Puis il laisse le texte tomber sur le sol et s'en va s'asseoir aux côtés des autres, les yeux dans le vide. Comme moi. Je fixe le vide, figée. Il m'a embrassée. Il m'a embrassée.
– Très bien Mûre. Je te souhaite un bon retour chez toi. À bientôt, me congédie Laza.
Mademoiselle Lola m'adresse un signe de la main, Madame Signes et le Colonel m'ignorent et Ludovic me fixe, m'adresse un clin d'œil en esquissant un sourire en coin qui manque de me faire défaillir.

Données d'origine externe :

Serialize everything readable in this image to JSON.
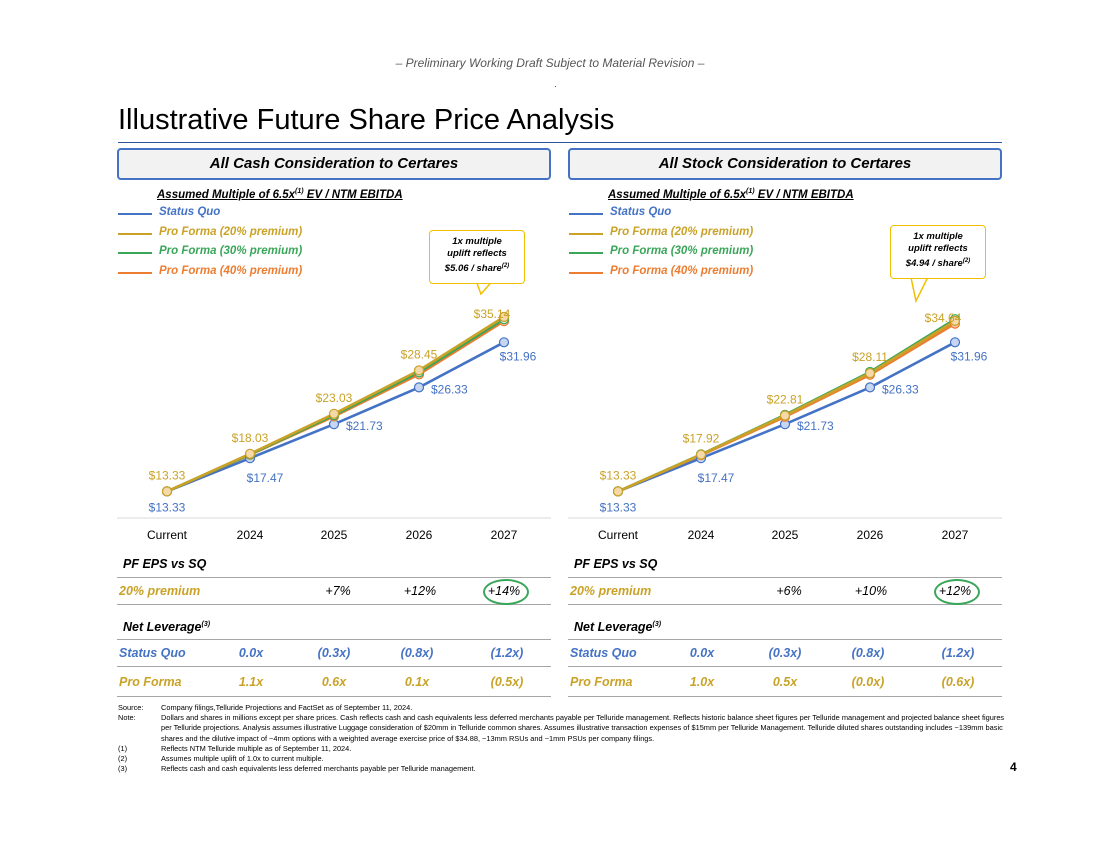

Je plane et je n'ai pas conscience de moi-même. J'ai l'impression d'être détachée de mon corps tandis que j'adresse un signe de la main à Lili-Rose et Roland et descends pour récupérer mon sac. 1, 2 ou 3 m'appelle un taxi et me voilà de retour à la gare après les quatre jours les plus fous de ma vie.
Si ce genre de chose est au programme je ne vais jamais pouvoir attendre. Et je risque de signer tous les contrats que Laza me donnera.
Je vendrai mon âme au diable sans le moindre remord pour revivre ce genre d'expérience.